Al Quran dan As Sunnah beliau wariskan sebagai pedoman petunjuk jalan. Syafaatnya kita nantikan. Pertolongan Allah kita harapkan. Di hari perhitungan kelak umat beliau menjadi umat yang jumlahnya paling banyak. Betapa beratnya mebayangkan beliau juga harus mempertanggungjawabkan umat yang tidak pernah beliau temui, umat separah kita ini. Allahumma shalli 'alaa sayyidinaa Muhammad.

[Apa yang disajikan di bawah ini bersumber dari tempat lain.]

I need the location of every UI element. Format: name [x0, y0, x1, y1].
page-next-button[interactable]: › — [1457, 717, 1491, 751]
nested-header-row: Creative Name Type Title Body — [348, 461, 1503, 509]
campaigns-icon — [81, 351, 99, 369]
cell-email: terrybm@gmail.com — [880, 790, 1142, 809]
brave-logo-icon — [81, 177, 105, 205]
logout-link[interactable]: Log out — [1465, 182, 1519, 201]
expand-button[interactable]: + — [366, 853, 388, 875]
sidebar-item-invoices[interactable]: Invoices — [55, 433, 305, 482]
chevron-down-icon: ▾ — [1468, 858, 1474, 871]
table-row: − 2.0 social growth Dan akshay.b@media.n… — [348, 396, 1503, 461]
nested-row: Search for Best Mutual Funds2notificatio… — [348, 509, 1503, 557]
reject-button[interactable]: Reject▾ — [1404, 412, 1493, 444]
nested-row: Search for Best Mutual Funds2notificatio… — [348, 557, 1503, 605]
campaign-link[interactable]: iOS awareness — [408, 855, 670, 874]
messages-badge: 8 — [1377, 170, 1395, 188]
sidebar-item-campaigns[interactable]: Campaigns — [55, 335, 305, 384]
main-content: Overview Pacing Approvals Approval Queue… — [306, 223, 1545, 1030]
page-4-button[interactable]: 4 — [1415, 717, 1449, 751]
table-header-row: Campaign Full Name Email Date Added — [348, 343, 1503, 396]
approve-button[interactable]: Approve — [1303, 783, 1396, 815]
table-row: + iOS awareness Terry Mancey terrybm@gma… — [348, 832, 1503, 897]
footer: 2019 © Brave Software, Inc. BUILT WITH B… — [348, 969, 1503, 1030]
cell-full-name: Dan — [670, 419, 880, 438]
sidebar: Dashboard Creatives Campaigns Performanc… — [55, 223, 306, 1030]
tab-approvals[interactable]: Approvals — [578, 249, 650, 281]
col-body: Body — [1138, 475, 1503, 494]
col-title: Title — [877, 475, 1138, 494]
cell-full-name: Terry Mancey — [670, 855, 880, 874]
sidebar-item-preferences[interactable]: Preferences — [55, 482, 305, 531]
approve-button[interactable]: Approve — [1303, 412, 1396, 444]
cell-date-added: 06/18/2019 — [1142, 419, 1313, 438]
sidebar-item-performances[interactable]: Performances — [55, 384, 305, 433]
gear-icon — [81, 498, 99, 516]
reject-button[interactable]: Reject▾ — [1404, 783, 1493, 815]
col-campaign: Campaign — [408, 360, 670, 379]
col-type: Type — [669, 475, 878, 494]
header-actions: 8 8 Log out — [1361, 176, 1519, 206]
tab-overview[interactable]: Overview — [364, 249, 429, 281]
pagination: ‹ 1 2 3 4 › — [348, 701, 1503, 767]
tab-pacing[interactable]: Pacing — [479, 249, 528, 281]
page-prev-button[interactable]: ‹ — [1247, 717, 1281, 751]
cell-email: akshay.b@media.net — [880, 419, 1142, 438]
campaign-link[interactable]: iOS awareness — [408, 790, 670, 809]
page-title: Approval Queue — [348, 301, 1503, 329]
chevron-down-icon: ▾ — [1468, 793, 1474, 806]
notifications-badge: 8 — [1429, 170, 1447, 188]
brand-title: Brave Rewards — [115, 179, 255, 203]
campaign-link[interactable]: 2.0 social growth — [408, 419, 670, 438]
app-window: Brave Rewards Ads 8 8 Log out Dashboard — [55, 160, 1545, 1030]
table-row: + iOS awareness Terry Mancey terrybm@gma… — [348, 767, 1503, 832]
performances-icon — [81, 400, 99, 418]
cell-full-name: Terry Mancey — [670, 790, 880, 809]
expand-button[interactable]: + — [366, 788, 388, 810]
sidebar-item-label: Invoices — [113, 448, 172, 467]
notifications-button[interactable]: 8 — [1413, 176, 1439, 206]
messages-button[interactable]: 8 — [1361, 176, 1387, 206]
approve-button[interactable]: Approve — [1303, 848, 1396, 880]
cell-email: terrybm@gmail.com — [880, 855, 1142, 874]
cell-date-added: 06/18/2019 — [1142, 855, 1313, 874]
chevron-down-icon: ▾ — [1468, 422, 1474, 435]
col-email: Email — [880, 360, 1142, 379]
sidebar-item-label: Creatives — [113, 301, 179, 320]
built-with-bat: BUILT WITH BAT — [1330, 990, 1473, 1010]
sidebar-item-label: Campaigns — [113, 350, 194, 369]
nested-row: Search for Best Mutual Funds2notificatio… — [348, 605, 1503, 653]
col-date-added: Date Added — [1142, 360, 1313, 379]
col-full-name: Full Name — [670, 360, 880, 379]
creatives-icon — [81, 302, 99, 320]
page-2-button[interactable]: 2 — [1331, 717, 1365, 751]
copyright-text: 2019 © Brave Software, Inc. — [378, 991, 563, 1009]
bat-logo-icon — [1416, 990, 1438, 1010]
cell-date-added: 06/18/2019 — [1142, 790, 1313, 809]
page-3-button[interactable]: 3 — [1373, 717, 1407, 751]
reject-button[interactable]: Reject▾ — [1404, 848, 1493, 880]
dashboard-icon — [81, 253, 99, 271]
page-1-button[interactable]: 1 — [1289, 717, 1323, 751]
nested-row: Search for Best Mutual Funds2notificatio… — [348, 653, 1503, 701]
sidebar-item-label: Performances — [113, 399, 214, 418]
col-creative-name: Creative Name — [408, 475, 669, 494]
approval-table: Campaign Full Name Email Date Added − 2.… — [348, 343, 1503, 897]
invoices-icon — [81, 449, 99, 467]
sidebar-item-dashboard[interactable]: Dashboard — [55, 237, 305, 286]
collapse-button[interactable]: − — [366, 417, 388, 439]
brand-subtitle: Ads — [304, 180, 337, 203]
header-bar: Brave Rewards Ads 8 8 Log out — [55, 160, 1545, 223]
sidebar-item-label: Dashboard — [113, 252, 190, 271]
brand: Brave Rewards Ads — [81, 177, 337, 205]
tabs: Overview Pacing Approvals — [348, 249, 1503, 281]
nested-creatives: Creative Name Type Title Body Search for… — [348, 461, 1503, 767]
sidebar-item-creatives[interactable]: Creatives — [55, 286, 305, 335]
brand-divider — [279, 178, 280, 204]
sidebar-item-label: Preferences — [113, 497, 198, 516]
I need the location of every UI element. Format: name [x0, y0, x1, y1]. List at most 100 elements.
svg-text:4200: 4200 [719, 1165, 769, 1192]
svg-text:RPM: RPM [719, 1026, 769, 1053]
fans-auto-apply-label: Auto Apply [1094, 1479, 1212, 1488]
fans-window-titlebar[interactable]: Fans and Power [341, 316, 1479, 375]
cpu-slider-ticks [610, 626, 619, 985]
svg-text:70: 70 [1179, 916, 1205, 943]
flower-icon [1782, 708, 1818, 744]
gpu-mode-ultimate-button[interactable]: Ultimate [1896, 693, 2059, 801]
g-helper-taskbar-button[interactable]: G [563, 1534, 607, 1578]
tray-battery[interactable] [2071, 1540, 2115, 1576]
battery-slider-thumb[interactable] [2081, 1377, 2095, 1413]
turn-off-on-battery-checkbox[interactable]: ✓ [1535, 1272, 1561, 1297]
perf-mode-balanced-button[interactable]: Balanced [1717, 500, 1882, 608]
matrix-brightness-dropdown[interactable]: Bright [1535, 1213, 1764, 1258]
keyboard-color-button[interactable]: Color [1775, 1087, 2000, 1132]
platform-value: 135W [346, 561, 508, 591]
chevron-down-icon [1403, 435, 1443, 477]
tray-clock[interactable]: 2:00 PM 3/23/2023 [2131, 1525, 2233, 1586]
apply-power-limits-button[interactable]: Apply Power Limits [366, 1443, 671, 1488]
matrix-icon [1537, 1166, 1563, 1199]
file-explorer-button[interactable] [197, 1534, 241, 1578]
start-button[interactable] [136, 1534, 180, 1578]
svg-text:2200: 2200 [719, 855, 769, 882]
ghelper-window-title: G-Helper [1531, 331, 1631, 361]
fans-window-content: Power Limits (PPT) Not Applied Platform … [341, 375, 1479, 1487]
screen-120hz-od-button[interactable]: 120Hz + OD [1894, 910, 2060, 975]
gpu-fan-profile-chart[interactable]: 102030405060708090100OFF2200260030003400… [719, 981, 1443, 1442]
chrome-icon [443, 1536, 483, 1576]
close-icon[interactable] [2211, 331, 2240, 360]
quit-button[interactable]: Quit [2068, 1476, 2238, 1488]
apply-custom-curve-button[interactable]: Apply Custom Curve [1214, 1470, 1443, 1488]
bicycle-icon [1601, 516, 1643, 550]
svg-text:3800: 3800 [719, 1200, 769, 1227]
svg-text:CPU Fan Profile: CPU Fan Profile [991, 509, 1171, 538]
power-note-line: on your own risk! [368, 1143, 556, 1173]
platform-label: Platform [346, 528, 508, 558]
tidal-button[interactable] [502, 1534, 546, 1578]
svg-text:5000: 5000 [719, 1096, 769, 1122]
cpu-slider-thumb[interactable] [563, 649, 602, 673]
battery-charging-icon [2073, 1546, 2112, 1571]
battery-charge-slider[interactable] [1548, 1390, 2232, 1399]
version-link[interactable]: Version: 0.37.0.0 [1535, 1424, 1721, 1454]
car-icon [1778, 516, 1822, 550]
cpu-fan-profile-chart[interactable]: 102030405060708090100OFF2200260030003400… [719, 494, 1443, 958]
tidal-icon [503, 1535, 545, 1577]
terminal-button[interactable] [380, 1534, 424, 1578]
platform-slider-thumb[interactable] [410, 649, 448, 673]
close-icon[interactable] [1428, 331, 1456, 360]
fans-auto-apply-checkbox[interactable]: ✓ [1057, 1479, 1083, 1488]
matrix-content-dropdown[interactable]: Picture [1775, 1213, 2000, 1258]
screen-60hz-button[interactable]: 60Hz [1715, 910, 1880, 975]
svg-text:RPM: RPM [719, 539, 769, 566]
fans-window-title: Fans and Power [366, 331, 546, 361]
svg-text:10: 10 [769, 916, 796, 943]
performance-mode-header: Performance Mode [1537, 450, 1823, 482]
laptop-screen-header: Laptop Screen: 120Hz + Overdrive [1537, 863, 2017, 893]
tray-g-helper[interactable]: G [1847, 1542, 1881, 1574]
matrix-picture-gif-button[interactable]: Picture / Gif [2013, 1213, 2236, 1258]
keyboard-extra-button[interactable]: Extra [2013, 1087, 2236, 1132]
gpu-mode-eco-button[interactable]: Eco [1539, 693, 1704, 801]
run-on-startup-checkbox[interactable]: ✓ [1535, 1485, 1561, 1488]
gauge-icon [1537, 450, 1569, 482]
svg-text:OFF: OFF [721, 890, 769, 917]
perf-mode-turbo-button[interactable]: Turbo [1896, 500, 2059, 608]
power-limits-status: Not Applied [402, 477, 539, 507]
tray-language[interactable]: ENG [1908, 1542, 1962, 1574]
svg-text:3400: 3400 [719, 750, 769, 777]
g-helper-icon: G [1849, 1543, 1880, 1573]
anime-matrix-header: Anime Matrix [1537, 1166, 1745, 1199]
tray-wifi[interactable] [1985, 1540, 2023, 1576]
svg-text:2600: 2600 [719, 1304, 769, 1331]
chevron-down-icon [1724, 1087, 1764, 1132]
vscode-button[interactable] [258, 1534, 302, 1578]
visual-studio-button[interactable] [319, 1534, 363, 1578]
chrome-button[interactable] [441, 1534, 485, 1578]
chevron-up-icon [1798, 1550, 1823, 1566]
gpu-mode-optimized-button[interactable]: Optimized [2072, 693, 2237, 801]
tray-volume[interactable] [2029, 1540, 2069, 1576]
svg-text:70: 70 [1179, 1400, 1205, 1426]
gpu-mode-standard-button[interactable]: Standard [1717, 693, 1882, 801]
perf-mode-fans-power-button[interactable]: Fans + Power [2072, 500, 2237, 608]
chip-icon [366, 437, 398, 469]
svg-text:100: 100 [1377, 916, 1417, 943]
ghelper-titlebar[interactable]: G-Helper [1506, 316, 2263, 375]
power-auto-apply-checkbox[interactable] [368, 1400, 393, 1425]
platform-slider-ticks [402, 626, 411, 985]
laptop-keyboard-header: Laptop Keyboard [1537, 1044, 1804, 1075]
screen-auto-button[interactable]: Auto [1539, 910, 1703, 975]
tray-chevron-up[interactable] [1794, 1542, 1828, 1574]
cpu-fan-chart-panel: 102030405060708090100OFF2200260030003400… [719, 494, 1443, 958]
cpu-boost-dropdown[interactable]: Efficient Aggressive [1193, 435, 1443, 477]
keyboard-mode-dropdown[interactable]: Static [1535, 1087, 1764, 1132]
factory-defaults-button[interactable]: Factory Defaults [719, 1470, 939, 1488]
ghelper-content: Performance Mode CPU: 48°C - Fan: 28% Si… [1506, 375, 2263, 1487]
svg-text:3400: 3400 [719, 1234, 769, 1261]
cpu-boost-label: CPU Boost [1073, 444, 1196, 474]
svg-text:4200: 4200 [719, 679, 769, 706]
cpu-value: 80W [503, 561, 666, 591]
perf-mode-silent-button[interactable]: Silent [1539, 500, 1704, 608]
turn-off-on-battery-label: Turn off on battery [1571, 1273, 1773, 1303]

Usia umat Nabi Muhammad dibagi dalam lima etape lagi menurut sabda beliau: masa kenabian, masa khilafah yang mengikuti jejak nabi, masa pemimpin yang menggigit, masa pemimpin yang memaksa, lalu masa khilafah yang mengikuti jejak nabi. Sepeninggal Nabi, ada etape dari etape kekhalifahan saat sayyidina Abu Bakar Ash Shidiq menjaga kemurnian Islam dengan memerangi para nabi palsu, ada etape saat sayyidina Umar bin Khatab melakukan ekspansi besar-besaran, ada etape saat sayyidina Utsman bin Affan memperindah dan merapikan tatanan, ada pula etape saat sayyidina Ali bin Abi Thalib harus menanggung beban, dan seterusnya.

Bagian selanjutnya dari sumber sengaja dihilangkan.